There is much to be said about nonqualified deferred compensation plans, but all of it depends upon the resources and needs of each company and of the employee or set of employees considering such a plan.

That being said, three illustrative plans are as follows:

1.  The company annually credits a fictional account on behalf of an executive, with the payment measured against the company’s performance for that year. The accrued benefit, with or without an interest factor, would be paid to the executive either in a lump sum or over a period of years, starting on either a date certain in the future, or the date of that employee’s termination, retirement or death. The executive has income, and the company has a compensation deduction when the money is given to the executive.

2.  The company issues stock to the executive.
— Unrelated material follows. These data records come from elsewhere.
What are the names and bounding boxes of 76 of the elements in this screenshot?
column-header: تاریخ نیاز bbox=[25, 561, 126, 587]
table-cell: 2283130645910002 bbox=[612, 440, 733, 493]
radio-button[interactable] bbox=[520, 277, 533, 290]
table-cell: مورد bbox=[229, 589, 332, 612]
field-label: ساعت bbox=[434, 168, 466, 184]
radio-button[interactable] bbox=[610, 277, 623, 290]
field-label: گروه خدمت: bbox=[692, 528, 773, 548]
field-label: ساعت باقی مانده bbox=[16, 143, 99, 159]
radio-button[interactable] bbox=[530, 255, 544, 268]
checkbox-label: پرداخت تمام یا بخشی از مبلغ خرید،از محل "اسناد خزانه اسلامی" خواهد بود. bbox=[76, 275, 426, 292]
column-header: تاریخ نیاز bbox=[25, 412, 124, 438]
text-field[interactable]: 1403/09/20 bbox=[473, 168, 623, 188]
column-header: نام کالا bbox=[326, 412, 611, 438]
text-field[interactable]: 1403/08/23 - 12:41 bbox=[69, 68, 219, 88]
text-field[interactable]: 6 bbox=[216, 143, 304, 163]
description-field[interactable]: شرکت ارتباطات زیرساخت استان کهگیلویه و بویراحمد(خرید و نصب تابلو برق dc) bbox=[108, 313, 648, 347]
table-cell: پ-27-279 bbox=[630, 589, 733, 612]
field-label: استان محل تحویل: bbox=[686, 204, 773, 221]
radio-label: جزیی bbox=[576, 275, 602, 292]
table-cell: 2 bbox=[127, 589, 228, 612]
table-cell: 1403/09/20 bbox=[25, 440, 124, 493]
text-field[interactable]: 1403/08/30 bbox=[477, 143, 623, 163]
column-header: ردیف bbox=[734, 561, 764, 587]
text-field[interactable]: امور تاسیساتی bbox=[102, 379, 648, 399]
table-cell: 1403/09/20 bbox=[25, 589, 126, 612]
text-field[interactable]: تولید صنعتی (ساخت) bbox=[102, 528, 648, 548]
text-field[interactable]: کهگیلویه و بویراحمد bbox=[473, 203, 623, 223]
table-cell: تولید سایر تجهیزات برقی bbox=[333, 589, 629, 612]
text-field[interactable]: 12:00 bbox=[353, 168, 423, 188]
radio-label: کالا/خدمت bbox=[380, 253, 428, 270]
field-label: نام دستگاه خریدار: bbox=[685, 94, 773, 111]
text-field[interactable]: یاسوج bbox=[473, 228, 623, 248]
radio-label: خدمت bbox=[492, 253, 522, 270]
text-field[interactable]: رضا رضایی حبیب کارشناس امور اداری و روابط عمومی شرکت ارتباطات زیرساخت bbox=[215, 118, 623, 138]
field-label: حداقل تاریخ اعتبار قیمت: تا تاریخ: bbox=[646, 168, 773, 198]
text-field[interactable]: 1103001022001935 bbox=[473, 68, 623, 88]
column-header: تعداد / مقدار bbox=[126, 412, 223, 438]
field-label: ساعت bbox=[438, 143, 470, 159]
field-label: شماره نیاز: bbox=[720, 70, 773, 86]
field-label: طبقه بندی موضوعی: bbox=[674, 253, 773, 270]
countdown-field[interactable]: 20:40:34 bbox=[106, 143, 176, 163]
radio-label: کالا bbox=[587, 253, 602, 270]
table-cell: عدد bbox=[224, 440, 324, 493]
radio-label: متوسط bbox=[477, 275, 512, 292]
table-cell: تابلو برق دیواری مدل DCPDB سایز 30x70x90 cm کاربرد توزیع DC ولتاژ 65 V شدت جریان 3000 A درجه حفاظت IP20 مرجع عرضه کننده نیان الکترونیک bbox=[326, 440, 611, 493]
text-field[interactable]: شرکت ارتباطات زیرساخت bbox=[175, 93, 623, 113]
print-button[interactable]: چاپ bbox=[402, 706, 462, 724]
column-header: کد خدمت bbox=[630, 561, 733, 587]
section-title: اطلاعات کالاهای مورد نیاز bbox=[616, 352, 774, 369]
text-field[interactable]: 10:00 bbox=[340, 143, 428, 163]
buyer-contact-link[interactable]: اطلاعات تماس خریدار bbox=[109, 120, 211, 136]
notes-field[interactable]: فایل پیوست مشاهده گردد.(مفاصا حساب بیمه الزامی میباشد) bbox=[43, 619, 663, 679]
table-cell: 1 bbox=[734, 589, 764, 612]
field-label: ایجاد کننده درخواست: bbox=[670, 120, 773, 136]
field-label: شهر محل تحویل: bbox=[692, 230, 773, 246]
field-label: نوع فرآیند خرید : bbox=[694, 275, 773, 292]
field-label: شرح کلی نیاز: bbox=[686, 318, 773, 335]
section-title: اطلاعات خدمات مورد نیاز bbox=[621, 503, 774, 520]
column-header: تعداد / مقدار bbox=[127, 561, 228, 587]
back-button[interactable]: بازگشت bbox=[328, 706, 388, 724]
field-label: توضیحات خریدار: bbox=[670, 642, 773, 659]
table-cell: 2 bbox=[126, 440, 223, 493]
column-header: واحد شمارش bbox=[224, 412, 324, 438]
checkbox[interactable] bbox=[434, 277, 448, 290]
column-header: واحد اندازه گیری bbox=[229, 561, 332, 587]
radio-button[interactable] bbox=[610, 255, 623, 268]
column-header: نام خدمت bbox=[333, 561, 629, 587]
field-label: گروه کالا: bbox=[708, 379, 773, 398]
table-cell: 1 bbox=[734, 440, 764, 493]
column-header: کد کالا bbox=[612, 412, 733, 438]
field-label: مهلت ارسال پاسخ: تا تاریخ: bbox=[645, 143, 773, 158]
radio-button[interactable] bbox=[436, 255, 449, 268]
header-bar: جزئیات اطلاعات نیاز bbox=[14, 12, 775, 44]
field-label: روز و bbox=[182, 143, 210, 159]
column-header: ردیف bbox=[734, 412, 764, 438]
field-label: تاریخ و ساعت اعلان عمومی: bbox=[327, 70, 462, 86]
The stock is (1) subject to restrictions on assignability; and (2) subject to forfeiture in the event of some undesirable happening, such as the executive leaving the firm before a prescribed number of years.

The executive has income (and the employer a deduction) when the restrictions lapse.

3.  The company issues options to the executive which entitle the executive to purchase stock in the company. Although such an arrangement is not “qualified” in the sense discussed above, there are two kinds of stock options, one of which is confusingly referred to as a qualified stock option and the other of which is known as a nonqualified stock option. The formal name for qualified stock options is incentive stock options, or ISO’s. ISO’s are, from the executive’s point of view, taxed more favorably than are nonqualified options. There are lots of nonqualified options and lots of ISO’s in the world, because there are advantages to both.